The Ipswich MP Ben Gummer called for resignations after mainline trains were cancelled throughout Monday morning.
Lines through Ipswich were due to be closed again for the next two Sundays.
Network Rail said a decision on whether work would still take place would be made this week.
The railway infrastructure company has been replacing 40-year-old tracks, which are used by the train operator Abellio Greater Anglia.
Network Rail said although Norwich to London trains had been running normally since late Monday morning, there were still knock-on effects on Tuesday between Ipswich and Felixstowe; Ipswich and Lowestoft; and Sudbury and Marks Tey.

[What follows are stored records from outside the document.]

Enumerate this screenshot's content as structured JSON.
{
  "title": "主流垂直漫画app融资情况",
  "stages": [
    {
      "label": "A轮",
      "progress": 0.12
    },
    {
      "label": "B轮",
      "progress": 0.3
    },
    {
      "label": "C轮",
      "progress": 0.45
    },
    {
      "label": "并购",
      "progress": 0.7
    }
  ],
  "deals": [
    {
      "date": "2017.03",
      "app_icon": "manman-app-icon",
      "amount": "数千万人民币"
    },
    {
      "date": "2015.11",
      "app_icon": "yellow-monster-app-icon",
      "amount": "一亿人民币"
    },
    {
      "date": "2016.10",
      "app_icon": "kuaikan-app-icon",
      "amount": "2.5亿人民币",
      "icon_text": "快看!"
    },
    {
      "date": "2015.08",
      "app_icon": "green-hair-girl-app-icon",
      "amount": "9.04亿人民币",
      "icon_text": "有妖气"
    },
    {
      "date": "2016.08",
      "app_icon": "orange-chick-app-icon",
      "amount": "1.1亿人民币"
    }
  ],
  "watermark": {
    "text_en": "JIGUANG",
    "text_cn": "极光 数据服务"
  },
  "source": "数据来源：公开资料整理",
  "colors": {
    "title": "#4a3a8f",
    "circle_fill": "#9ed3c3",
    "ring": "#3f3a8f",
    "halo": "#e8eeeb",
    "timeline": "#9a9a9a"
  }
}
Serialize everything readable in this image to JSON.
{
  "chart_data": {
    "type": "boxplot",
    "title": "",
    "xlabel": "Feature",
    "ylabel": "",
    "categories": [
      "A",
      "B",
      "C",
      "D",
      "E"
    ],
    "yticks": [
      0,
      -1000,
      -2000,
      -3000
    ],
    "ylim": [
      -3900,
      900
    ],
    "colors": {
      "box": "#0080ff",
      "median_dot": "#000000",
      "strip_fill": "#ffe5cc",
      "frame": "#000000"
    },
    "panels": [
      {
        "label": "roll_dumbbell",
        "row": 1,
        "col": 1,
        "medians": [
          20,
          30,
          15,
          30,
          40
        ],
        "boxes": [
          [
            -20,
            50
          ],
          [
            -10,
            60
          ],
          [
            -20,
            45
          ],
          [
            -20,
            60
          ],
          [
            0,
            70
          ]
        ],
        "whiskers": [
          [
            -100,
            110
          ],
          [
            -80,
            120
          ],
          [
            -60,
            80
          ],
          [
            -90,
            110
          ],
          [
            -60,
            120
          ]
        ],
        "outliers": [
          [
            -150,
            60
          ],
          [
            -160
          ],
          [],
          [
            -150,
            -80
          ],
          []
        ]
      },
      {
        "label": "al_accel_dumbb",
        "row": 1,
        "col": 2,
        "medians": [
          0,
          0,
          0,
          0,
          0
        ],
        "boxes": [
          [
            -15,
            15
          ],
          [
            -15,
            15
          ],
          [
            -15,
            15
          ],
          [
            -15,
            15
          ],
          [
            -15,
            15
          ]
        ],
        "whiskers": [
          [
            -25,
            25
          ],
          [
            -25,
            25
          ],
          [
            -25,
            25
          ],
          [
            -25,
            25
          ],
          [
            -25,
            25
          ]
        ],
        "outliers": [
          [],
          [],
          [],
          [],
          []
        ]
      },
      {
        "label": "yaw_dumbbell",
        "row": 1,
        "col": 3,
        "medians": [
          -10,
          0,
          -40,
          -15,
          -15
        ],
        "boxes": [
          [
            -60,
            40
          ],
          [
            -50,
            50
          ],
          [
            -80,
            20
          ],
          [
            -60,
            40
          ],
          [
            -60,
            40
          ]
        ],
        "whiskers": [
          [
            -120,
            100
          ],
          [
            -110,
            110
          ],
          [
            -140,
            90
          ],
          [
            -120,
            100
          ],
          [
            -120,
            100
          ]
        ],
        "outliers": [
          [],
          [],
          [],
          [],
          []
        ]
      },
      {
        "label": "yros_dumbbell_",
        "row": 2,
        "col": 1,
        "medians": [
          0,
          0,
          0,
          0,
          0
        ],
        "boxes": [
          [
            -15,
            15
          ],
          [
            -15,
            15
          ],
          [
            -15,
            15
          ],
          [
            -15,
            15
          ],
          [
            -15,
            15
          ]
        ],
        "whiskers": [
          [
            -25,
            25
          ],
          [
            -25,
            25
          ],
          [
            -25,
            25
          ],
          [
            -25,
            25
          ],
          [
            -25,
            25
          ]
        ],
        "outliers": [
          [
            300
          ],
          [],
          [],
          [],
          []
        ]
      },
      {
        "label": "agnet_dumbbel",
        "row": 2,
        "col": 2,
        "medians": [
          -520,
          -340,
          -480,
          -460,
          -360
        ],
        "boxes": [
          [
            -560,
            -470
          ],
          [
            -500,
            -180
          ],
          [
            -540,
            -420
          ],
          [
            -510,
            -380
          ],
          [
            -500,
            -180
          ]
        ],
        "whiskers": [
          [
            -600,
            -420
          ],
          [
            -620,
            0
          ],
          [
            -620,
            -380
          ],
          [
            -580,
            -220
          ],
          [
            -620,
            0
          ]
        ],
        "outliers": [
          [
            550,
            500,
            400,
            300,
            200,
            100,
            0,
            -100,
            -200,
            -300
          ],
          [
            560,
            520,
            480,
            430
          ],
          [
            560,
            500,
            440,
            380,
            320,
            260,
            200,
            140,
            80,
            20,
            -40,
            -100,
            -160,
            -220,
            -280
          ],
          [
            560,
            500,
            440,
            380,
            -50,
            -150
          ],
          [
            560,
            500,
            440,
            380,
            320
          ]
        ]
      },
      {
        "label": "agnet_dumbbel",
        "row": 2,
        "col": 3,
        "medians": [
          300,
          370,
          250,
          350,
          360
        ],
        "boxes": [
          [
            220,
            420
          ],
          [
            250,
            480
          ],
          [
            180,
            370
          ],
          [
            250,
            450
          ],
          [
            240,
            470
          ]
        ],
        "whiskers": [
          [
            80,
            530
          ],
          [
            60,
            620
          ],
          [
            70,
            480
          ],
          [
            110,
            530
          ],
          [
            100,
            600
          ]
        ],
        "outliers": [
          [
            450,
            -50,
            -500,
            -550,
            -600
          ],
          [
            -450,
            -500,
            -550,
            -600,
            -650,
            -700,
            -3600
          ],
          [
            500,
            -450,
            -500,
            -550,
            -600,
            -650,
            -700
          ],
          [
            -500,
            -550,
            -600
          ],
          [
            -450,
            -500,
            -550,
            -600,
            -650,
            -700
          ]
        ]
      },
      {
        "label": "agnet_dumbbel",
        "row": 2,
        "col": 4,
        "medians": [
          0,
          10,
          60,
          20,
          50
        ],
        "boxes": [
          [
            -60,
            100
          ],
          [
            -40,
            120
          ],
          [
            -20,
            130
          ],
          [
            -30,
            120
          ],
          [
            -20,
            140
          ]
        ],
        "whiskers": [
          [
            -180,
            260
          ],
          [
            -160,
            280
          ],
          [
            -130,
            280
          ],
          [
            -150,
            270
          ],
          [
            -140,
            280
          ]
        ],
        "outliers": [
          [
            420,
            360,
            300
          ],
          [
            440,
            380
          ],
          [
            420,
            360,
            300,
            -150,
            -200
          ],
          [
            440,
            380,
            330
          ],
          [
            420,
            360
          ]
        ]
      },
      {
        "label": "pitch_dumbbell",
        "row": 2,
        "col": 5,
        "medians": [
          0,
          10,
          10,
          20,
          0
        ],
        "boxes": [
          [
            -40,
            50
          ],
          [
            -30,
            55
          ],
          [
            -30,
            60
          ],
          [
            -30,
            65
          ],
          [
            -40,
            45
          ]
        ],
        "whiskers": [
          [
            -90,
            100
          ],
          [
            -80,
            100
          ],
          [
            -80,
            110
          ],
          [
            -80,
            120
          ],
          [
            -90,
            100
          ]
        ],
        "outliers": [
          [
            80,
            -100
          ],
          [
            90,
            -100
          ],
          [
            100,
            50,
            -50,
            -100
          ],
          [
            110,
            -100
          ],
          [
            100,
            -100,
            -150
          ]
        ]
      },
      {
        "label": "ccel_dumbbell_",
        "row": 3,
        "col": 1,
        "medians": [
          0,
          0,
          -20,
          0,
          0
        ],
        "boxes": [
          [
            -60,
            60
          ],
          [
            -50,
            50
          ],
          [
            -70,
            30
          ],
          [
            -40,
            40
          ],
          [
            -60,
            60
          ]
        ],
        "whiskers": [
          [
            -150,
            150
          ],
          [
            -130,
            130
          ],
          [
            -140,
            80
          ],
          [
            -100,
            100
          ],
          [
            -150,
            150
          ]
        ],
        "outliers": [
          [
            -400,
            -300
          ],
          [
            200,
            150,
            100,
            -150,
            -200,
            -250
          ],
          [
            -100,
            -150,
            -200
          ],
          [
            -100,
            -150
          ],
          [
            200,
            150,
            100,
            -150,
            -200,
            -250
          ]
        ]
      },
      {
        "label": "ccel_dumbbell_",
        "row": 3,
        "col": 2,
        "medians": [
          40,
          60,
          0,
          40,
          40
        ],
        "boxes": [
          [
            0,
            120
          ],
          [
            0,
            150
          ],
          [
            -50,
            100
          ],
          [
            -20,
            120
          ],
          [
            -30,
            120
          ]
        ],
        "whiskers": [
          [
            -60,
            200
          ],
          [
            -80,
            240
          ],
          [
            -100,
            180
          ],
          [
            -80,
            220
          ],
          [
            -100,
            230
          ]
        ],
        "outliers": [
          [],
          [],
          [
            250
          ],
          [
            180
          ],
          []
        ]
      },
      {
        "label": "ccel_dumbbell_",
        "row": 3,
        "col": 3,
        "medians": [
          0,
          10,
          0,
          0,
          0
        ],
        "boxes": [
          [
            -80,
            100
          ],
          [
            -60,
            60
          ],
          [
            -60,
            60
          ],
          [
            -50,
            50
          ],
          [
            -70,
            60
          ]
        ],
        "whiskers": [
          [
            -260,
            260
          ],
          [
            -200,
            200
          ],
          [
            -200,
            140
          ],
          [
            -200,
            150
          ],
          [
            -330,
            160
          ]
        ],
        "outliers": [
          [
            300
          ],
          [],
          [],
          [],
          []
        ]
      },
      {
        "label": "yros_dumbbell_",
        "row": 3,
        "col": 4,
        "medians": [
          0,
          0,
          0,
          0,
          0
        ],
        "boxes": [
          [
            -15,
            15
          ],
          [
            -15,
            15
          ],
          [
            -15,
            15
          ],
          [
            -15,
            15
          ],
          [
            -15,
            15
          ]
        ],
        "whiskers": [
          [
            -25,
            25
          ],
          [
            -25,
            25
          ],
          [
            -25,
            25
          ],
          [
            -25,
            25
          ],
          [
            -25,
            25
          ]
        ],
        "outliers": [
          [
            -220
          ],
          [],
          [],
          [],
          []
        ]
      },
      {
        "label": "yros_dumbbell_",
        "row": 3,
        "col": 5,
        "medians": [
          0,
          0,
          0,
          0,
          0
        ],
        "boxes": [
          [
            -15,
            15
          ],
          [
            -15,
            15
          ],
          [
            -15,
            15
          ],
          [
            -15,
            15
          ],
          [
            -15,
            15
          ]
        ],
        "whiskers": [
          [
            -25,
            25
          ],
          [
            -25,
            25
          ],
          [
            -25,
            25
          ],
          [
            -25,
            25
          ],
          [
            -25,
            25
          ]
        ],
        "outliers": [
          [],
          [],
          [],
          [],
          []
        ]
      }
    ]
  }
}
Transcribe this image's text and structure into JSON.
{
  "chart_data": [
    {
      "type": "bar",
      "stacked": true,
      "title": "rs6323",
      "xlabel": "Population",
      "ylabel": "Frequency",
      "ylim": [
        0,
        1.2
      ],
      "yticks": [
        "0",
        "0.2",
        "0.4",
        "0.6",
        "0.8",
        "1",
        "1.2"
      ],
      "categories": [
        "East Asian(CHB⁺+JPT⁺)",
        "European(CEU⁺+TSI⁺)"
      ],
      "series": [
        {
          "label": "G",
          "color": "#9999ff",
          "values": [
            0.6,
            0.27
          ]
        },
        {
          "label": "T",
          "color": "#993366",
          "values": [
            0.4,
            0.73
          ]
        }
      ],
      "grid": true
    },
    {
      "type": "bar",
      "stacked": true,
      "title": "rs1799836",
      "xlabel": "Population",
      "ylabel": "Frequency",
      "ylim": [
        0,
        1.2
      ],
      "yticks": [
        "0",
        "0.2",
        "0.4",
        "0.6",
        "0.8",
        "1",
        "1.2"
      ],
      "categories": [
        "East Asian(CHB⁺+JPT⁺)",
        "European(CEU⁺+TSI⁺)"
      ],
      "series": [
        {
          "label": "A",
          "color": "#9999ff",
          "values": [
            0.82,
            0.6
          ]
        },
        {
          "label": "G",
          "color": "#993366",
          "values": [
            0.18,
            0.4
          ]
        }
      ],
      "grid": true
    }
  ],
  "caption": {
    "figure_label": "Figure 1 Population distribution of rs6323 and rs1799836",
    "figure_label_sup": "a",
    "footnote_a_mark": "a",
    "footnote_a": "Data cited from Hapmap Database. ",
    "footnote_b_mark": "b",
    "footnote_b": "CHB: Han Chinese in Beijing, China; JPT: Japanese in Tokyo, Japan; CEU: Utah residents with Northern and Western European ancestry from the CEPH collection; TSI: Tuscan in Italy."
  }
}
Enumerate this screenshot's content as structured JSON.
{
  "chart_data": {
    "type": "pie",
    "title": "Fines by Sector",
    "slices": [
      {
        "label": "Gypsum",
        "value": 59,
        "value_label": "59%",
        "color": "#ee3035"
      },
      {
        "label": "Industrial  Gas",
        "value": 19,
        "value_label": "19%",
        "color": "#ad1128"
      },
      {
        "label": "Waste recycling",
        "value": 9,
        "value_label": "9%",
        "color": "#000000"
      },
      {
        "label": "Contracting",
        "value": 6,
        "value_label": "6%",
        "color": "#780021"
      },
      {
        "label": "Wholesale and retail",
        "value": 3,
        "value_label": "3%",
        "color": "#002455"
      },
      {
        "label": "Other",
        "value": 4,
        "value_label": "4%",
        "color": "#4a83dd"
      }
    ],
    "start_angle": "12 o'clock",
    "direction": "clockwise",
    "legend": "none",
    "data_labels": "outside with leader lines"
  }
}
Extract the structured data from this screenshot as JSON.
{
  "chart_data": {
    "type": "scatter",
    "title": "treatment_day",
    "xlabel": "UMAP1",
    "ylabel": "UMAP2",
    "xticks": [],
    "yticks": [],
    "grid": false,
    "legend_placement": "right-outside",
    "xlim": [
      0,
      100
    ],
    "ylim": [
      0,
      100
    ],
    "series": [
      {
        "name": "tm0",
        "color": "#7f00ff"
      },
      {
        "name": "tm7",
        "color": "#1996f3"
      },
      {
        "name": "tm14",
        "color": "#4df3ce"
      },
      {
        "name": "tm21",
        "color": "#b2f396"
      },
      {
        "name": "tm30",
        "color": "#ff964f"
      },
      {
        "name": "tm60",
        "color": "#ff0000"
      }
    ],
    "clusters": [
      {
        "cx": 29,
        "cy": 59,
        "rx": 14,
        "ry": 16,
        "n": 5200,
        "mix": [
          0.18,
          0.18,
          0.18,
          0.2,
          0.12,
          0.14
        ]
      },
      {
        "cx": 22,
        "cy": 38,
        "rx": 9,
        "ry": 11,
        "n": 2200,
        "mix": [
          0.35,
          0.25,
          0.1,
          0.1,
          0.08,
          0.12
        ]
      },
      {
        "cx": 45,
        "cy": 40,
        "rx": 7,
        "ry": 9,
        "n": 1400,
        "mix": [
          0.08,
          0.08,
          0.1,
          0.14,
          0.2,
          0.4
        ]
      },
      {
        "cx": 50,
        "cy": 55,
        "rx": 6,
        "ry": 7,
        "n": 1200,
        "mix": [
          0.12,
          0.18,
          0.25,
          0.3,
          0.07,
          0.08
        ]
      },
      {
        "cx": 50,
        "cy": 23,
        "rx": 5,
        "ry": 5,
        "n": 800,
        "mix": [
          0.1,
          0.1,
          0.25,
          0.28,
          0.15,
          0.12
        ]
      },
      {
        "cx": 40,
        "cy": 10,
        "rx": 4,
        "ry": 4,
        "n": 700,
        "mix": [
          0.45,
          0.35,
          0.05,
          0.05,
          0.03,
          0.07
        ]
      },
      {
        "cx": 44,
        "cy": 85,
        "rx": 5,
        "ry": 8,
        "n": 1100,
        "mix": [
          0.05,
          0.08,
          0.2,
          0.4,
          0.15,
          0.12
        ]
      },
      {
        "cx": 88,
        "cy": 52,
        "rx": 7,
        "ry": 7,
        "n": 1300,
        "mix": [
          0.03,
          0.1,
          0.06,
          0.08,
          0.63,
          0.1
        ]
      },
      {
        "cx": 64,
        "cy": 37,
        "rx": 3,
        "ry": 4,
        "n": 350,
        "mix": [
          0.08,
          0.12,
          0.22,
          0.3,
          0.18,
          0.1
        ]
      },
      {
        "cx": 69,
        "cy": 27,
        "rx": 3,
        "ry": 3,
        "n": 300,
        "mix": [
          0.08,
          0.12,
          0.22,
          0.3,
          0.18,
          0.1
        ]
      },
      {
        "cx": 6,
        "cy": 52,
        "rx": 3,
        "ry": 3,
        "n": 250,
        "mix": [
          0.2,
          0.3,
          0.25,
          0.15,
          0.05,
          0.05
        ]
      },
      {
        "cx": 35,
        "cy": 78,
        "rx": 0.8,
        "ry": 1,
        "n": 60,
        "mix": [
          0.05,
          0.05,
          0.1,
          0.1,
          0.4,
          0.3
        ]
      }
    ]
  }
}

Disruption after engineering work
- 26 August 2014 - work at Ipswich overruns by seven hours
- 11 August 2014 - work at Ipswich overruns by two hours
- 19 May 2014 - work at Colchester overruns causing delays
- 5 March 2014 - work at Diss causes delays to London
- 17 February 2013 - work at Shenfield causes delays
- 14 January 2013 - delays between Shenfield and London
- 30 March 2012 - overhead cable work at Stratford meant trains unable to reach Liverpool Street
- 4 January 2010 - overrunning work at Stratford causes delays
- 28 March 2008 - delays at Shenfield
- 2 January 2008 - several days of disruption at Liverpool Street
Railway lines through Ipswich were due to be closed again on Sunday, 31 August and Sunday, 7 September with buses replacing trains between Manningtree and Stowmarket as well as between Ipswich and Felixstowe and between Ipswich and Woodbridge on the East Suffolk Line.
Steven Cassidy, area director for Network Rail, said: "We're still carrying out reviews of [last] weekend and looking at the rest of the work to be carried out in Ipswich and the contingencies involved if it doesn't go to plan.
"It's still not acceptable and we are dealing with 30-40 year old equipment and unfortunately we found issues that were unexpected.
"We've done a lot of the intrusive work so in terms of the high-risk work, we've got less of it to do."